CULTURE GATE to JAPAN is meant to digitally unveil Japanese culture
culture gate to japan will be available online indefinitely
through an exhibition of digital artworks that merge technology and Japanese tradition, the second edition of CULTURE GATE to JAPAN awaits domestic and international culture seekers (see the first edition here). the installations, designed by a curation of the japanese creatives, are now on display at tokyo’s haneda airport and the city’s international cruise terminal to accommodate in-person as well as online arrivals. each creation hopes to inspire and inform visitors to delve deeper into the country’s history and traditions.
CULTURE GATE in JAPAN is now online – come on board and check in!

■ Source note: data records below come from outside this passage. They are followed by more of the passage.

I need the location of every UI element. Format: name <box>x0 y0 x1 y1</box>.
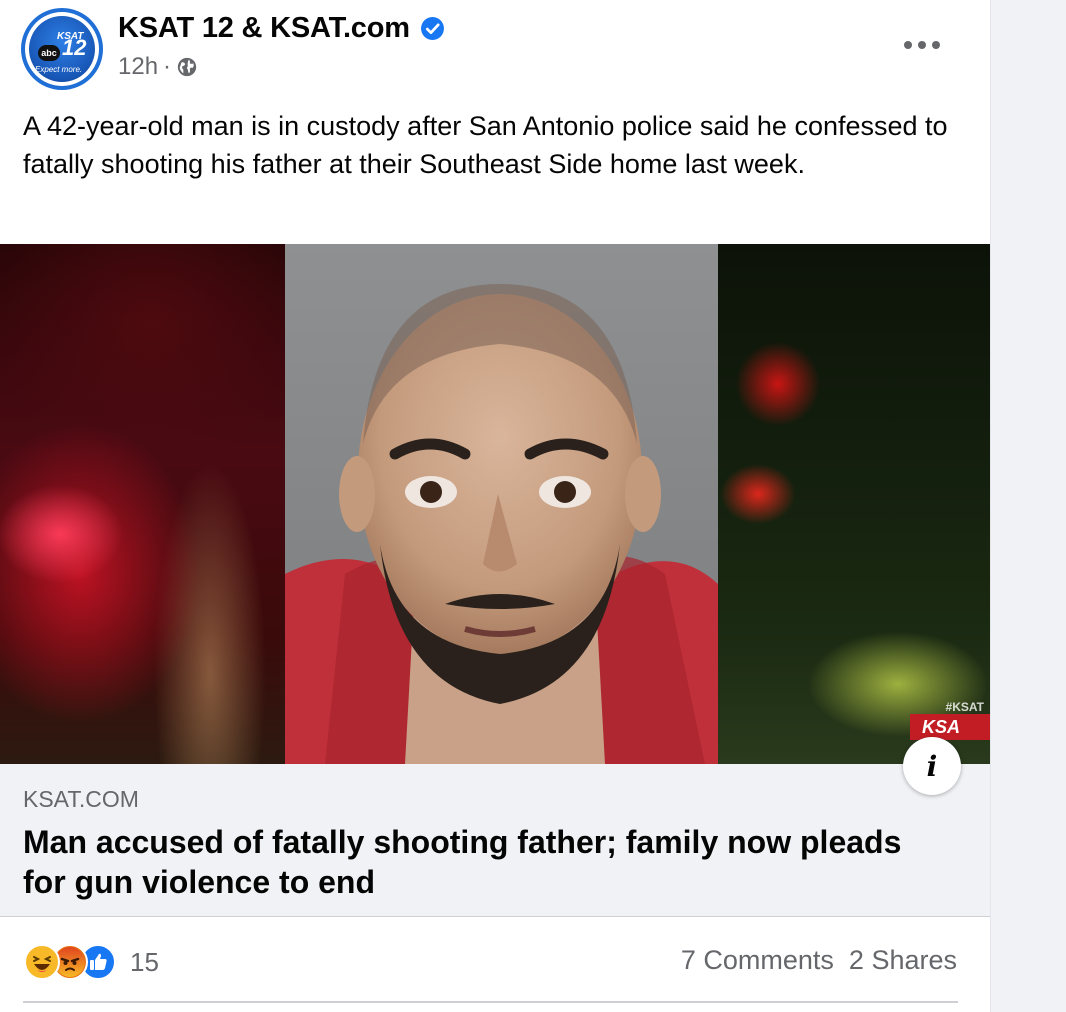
link-preview-image[interactable]: #KSAT KSA <box>0 244 990 764</box>
watermark-hashtag: #KSAT <box>945 700 984 714</box>
dot-icon <box>904 41 912 49</box>
logo-abc-text: abc <box>38 45 60 61</box>
mugshot-photo <box>285 244 718 764</box>
logo-tagline: Expect more. <box>35 65 83 74</box>
reaction-count[interactable]: 15 <box>130 947 159 978</box>
post-text: A 42-year-old man is in custody after Sa… <box>23 111 948 179</box>
image-panel-left <box>0 244 285 764</box>
link-title[interactable]: Man accused of fatally shooting father; … <box>23 822 923 902</box>
link-preview-card[interactable]: KSAT.COM Man accused of fatally shooting… <box>0 764 990 917</box>
link-domain: KSAT.COM <box>23 786 139 812</box>
page-name-link[interactable]: KSAT 12 & KSAT.com <box>118 12 410 45</box>
page-name-row: KSAT 12 & KSAT.com <box>118 12 445 45</box>
info-icon[interactable]: i <box>903 737 961 795</box>
verified-badge-icon <box>420 16 445 41</box>
comments-count[interactable]: 7 Comments <box>681 945 834 976</box>
mugshot-illustration <box>285 244 718 764</box>
logo-12-text: 12 <box>62 35 87 60</box>
post-meta: 12h · <box>118 53 198 81</box>
feed-background <box>990 0 1066 1012</box>
shares-count[interactable]: 2 Shares <box>849 945 957 976</box>
image-panel-right: #KSAT KSA <box>718 244 990 764</box>
footer-divider <box>23 1001 958 1003</box>
globe-icon[interactable] <box>176 56 198 78</box>
dot-icon <box>918 41 926 49</box>
feed-post: KSAT 12 abc Expect more. KSAT 12 & KSAT.… <box>0 0 990 1012</box>
reaction-summary[interactable]: 15 <box>24 942 159 982</box>
page-avatar[interactable]: KSAT 12 abc Expect more. <box>21 8 103 90</box>
post-timestamp[interactable]: 12h <box>118 53 158 81</box>
watermark-logo: KSA <box>910 714 990 740</box>
dot-icon <box>932 41 940 49</box>
haha-reaction-icon <box>24 944 60 980</box>
engagement-stats: 7 Comments 2 Shares <box>681 945 957 976</box>
more-options-button[interactable] <box>900 30 944 60</box>
meta-separator: · <box>163 53 172 80</box>
ksat-logo: KSAT 12 abc Expect more. <box>29 16 95 82</box>
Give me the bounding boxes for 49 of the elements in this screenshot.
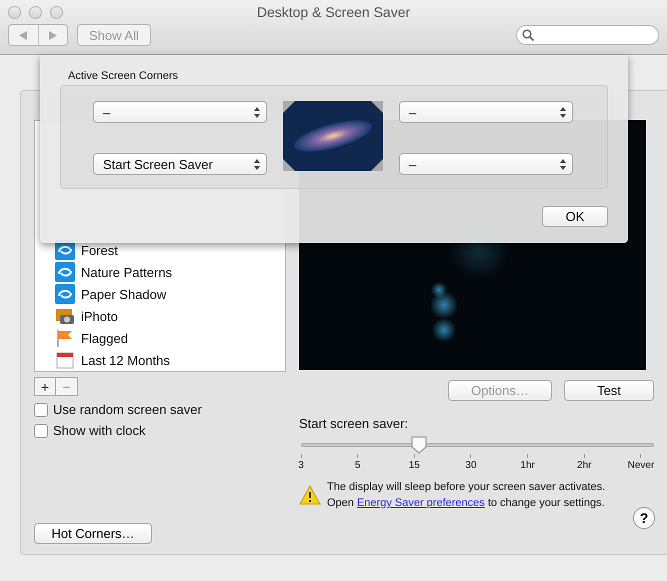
test-button[interactable]: Test xyxy=(564,380,654,401)
tick-label: Never xyxy=(628,460,654,471)
right-triangle-icon xyxy=(48,30,57,40)
corner-select[interactable]: – xyxy=(93,101,267,123)
tick-label: 30 xyxy=(465,460,477,471)
hot-corners-button[interactable]: Hot Corners… xyxy=(34,523,152,544)
tick-label: 5 xyxy=(354,460,360,471)
tick-label: 1hr xyxy=(520,460,535,471)
zoom-button[interactable] xyxy=(50,6,63,18)
stepper-icon xyxy=(254,158,260,170)
add-button[interactable]: + xyxy=(34,377,56,396)
screen-saver-item[interactable]: iPhoto xyxy=(55,305,285,327)
warning-text: The display will sleep before your screen saver activates. xyxy=(327,480,606,495)
swirl-icon xyxy=(55,284,75,304)
minimize-button[interactable] xyxy=(29,6,42,18)
warning-icon xyxy=(299,485,321,505)
flag-icon xyxy=(55,328,75,348)
stepper-icon xyxy=(560,158,566,170)
energy-saver-link[interactable]: Energy Saver preferences xyxy=(356,497,485,509)
corner-select[interactable]: – xyxy=(399,153,573,175)
search-icon xyxy=(522,29,534,41)
screen-saver-item[interactable]: Paper Shadow xyxy=(55,283,285,305)
slider-track[interactable] xyxy=(301,436,654,454)
left-triangle-icon xyxy=(19,30,28,40)
stepper-icon xyxy=(254,106,260,118)
screen-saver-item[interactable]: Nature Patterns xyxy=(55,261,285,283)
camera-icon xyxy=(55,306,75,326)
ok-button[interactable]: OK xyxy=(542,206,608,227)
search-field[interactable] xyxy=(516,25,659,45)
close-button[interactable] xyxy=(8,6,21,18)
checkbox[interactable] xyxy=(34,402,48,416)
slider-thumb[interactable] xyxy=(410,436,427,454)
sheet-title: Active Screen Corners xyxy=(68,70,180,82)
corner-select[interactable]: Start Screen Saver xyxy=(93,153,267,175)
help-button[interactable]: ? xyxy=(633,507,655,529)
window-title: Desktop & Screen Saver xyxy=(256,4,410,20)
tick-label: 2hr xyxy=(577,460,592,471)
screen-saver-item[interactable]: Flagged xyxy=(55,327,285,349)
checkbox-label: Show with clock xyxy=(53,423,146,438)
checkbox-label: Use random screen saver xyxy=(53,402,202,417)
screen-saver-item[interactable]: Last 12 Months xyxy=(55,349,285,371)
warning-text: Open Energy Saver preferences to change your settings. xyxy=(327,496,606,511)
slider-label: Start screen saver: xyxy=(299,416,410,431)
checkbox[interactable] xyxy=(34,424,48,438)
stepper-icon xyxy=(560,106,566,118)
swirl-icon xyxy=(55,262,75,282)
tick-label: 3 xyxy=(298,460,304,471)
corner-select[interactable]: – xyxy=(399,101,573,123)
tick-label: 15 xyxy=(408,460,420,471)
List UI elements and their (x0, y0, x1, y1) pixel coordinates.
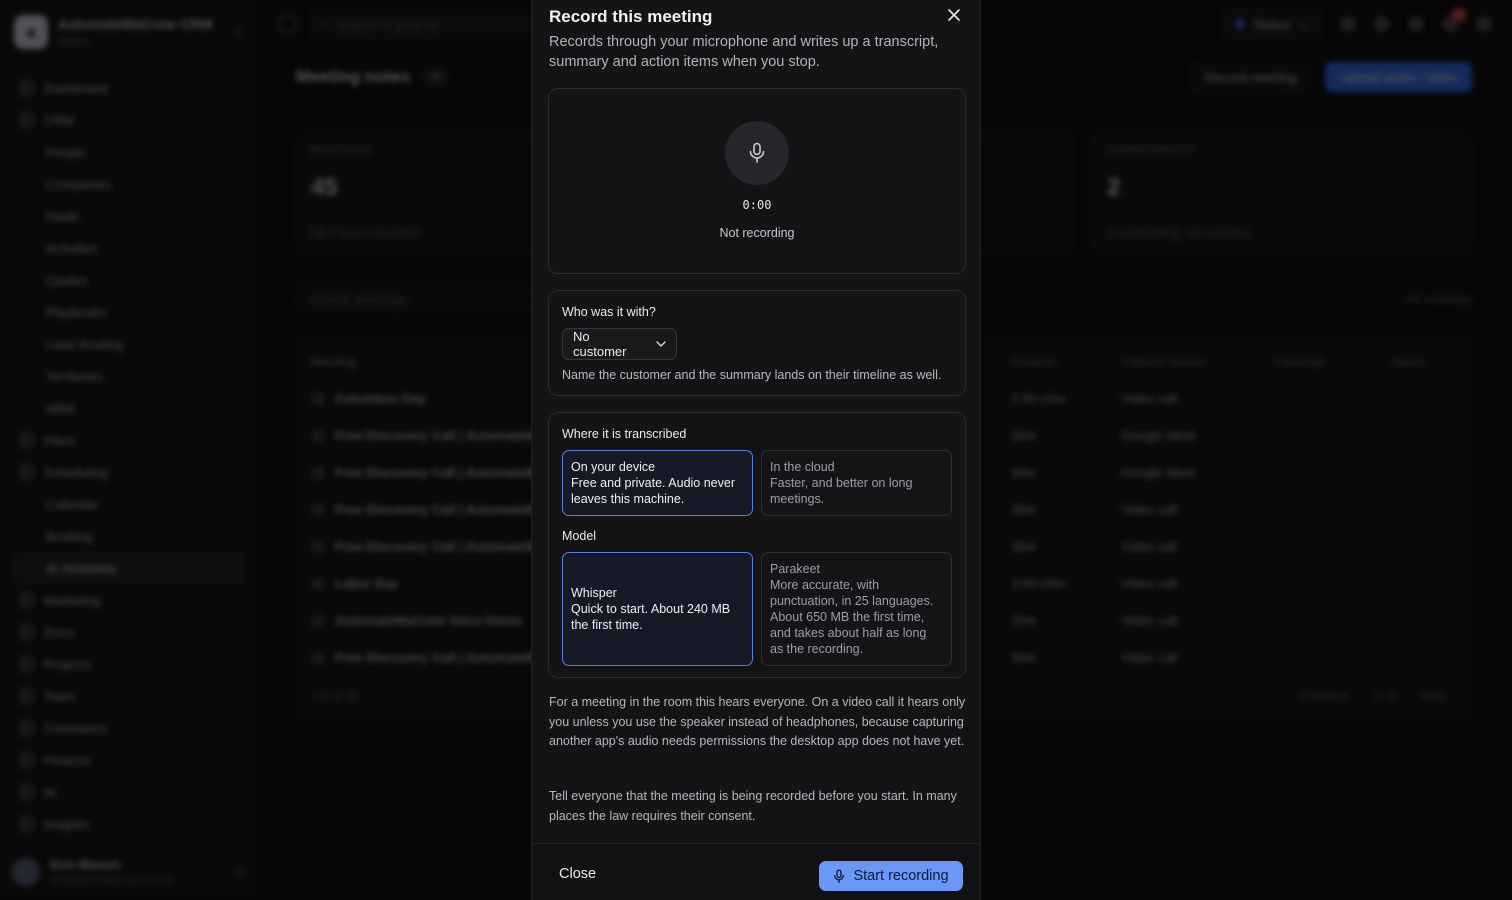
customer-section: Who was it with? No customer Name the cu… (548, 290, 966, 396)
option-description: Quick to start. About 240 MB the first t… (571, 602, 731, 632)
customer-select-value: No customer (573, 329, 627, 359)
chevron-down-icon (656, 341, 666, 347)
option-title: In the cloud (770, 460, 835, 474)
customer-select[interactable]: No customer (562, 328, 677, 360)
recording-panel: 0:00 Not recording (548, 88, 966, 274)
dialog-title: Record this meeting (549, 7, 713, 26)
option-on-device[interactable]: On your device Free and private. Audio n… (562, 450, 753, 516)
recording-status: Not recording (719, 226, 795, 240)
option-title: Parakeet (770, 562, 821, 576)
option-model-parakeet[interactable]: Parakeet More accurate, with punctuation… (761, 552, 952, 666)
microphone-icon (834, 868, 845, 883)
transcription-label: Where it is transcribed (562, 427, 687, 441)
audio-capture-note: For a meeting in the room this hears eve… (549, 695, 966, 748)
close-button[interactable]: Close (549, 860, 606, 888)
model-label: Model (562, 529, 597, 543)
option-in-cloud[interactable]: In the cloud Faster, and better on long … (761, 450, 952, 516)
start-recording-button[interactable]: Start recording (819, 861, 963, 891)
customer-hint: Name the customer and the summary lands … (562, 368, 942, 382)
option-description: Faster, and better on long meetings. (770, 476, 913, 506)
option-description: More accurate, with punctuation, in 25 l… (770, 578, 934, 656)
dialog-description: Records through your microphone and writ… (549, 34, 939, 70)
customer-label: Who was it with? (562, 305, 656, 319)
close-icon[interactable] (942, 5, 966, 25)
dialog-footer: Close Start recording (532, 843, 980, 900)
option-description: Free and private. Audio never leaves thi… (571, 476, 735, 506)
option-title: Whisper (571, 586, 617, 600)
transcription-section: Where it is transcribed On your device F… (548, 412, 966, 678)
start-recording-label: Start recording (853, 868, 949, 884)
microphone-icon (725, 121, 789, 185)
option-title: On your device (571, 460, 656, 474)
consent-note: Tell everyone that the meeting is being … (549, 789, 957, 823)
recording-timer: 0:00 (742, 198, 772, 212)
option-model-whisper[interactable]: Whisper Quick to start. About 240 MB the… (562, 552, 753, 666)
record-meeting-dialog: Record this meeting Records through your… (531, 0, 981, 900)
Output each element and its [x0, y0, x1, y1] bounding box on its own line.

(above) nyamyam’s tengami work is a puzzle-adventure game that incorporates the texture of Japanese washi paper
(banner) ‘the sign of the eels’ by dorita takido
all images courtesy of CULTURE GATE in JAPAN
organized by the agency for cultural affairs of the government of japan, CULTURE GATE to JAPAN carefully selected 10 creatives working in art, technology, animation, video games and manga to create original works of art inspired by the rich cultural history of Japan. participating artists include AC-bu; Creative label ni; saeko ehara; natsujikei miyazaki; nyamyam; hiroaki oishi; minori nagashima; sayaka shimada; dorita takido; and nao yoshigai.
the artists’ installations are presented in three different exhibitions – neo-kakejiku, transcend prayersand +A+ – that stimulate history through innovative and contemporary works. neo-kakejikufeatures five artists reinterpreting the traditional hanging scroll, and transcend prayers, created by sayaka shimada reminiscent of the country’s canceled fireworks festivals due to the coronavirus pandemic, are on display at tokyo’s haneda airport. simultaneously, +A+at the tokyo international cruise terminal, sees four artists explore the relationship between the human spirit and the sea via a large-scale video installation.
iruka-kun, cherry blossom maneki-neko by AC-bu
the neo-kakejiku series at Haneda Airport, Tokyo
neo-kakejiku (video here) uses the latest technologies and modern interpretations to give a new look to the classic hanging rolls of Japan. First introduced by Buddhist missionaries from China and usually displayed in tokonoma alcoves, they can be found in tea ceremony rooms, ryokan guest rooms, martial arts dojos and the most important to the house. the aim of the participating artists was to express the charms of Japanese culture in a new light in order to welcome everyone who visits the airport.
artist AC-bu anime sound popular iruka kun the dolphin character has also featured in fashion collaborations, music videos, LINE stickers, and art exhibits. in this work, the character embodies the lucky charm, maneki-neko. dyebirth_see as by Creative label ni casts moving ink that resembles tree branches and flowers, rocks and clouds, mountains and rivers. the unpredictable chemical reactions create patterns that blend together and eventually fade to black, reminding viewers of the diversity and cycle of life.
for the neo-kakejiku creative label ni was inspired by suibokuga (ink wash painting) which uses shades of black ink
in the bamboo by Natsujikei Miyazaki is a modern version of the ancient Japanese folk story, ‘the story of the bamboo cutter’, in which a mysterious princess comes from the moon and is discovered as a baby inside the bamboo stalk. through a floating girl, the artist sees inspiration as a reflection of the everyday life we now live, with our private expressions hidden behind masks.
nyamyamit’s tengami features a digital representation of the video game in which the player becomes a samurai who must explore a mystical pop-up book world. while what is in the sea is also in me by nao yoshigai depicts a nocturnal swim in the sea inspired by the artist’s perspective on sugita genpaku’s anatomical tables. genpaku was the author of ‘Kaitai Shinshou’ design book which was written during the edo period (1603-1868) and was the first large-scale translation of a text on western anatomy in japan.“I dived into the sea at night and felt that what is in the body is also in the sea. in the ocean, life and death mingle […] I hope to touch the universe of the body which has not yet been revealed,’ said yoshigai.
nyamyam’s contribution to neo-kakejiku is based on their video game ‘tengami’, which puts you in the role of a samurai who must explore a mystical world created with washi paper
all 1,300 fireworks festivals canceled
in japan, appreciating the fleeting beauty of fireworks is the summer equivalent of seeing cherry blossoms in spring. for transcend prayers at haneda airport in tokyo, artist, pyrotechnician and creator of fireworks sayaka shimada explores the history, thought and aesthetics behind his installation titled fireworks for another world that never came. To this day, Japanese fireworks are symbols of hope, the impermanence of life and fleeting beauty as well as a requiem for deceased souls. shimada has collected information on dates and locations where approximately 1,300 fireworks festivals were canceled in 2020 due to the influence of the coronavirus. based on this data, she created a specially designed fireworks show; launched them and captured it all through aerial footage filmed in one shot. this was then presented by simulating the booming explosions on a national map, dotted with tools from the launch, as the artwork pays homage to the aborted events.